Texas has provided generous state and local subsidies to projects ranging from manufacturing facilities in booming Austin and wind farms in central Texas to refineries on the coasts and financial companies in Dallas area. Samsung, for example, will receive at least $981 million for a chip manufacturing plant in a deal done in 2021 (excluding publicly funded infrastructure Samsung will benefit from).
Texas has a regressive tax code that means low-wage earners pay a higher percentage of their income on taxes than high-wage earners. Tesla and its billionaire CEO Elon Musk, for example, moved their residency to Texas to avoid paying income taxes. The state does not levy an income tax; instead, it has a tax on gross business receipts.
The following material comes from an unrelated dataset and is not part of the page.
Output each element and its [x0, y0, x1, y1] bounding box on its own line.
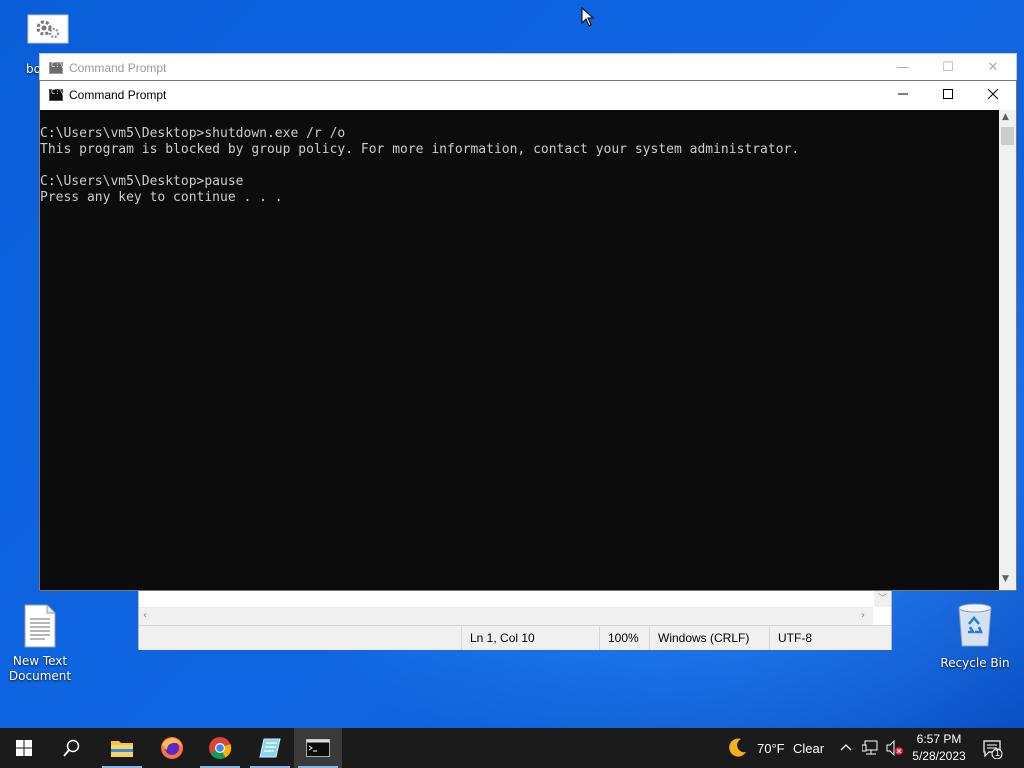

At the state level, various subsidies exempt companies from paying taxes. Research and Development credits and exemptions cost the state over $500 million annually, and the Texas Enterprise Fund, a deal-closing fund, has provided grants ranging from $200,000 to $50 million. At the local level, subsidies are named after chapters in the state code: Chapter 313 abates school property taxes and Chapter 380/381 rebates various city and county taxes to companies.
Several agencies oversee Texas subsidies. The governor decides who gets money from the Texas Enterprise Fund and the Texas Economic Development Office manages grants. The Texas Comptroller of Public Accounts administers tax-based subsidies. Chapter 313 deals are approved by local school boards and the comptroller’s office. City and county governments approve Chapter 3180/381 deals. A private nonprofit, the Texas Economic Development Corporation (TxEDC), handles company recruitment.
When it comes to transparency, Chapter 313 offers some of the best transparency in the country among subsidy programs. The Comptroller posts to its website project details and outcomes as well as applications and advance notifications, which allows the public to know what deals are up for a vote. Chapter 380/381, by contrast, has no state-level transparency, and local disclosure of this program varies (Austin is good for example, while reporting is non-existent in Dallas).
In 2020, Texas reported forgoing $1.2 billion in revenue to economic development tax abatement programs under GASB 77. This does not include the cost of forgone tax revenue due to the Chapter 313 program, which Tax Exemptions and Tax Incidence reports estimate to be at about $1 billion a year.
Grants and tax subsidies are evaluated by the Economic Incentive Oversight Board, a body composed of citizens appointed by various public officials. The board, however, lacks professional support staff, there is no schedule for subsidy evaluation, and as-of right-subsidies are exempt from review.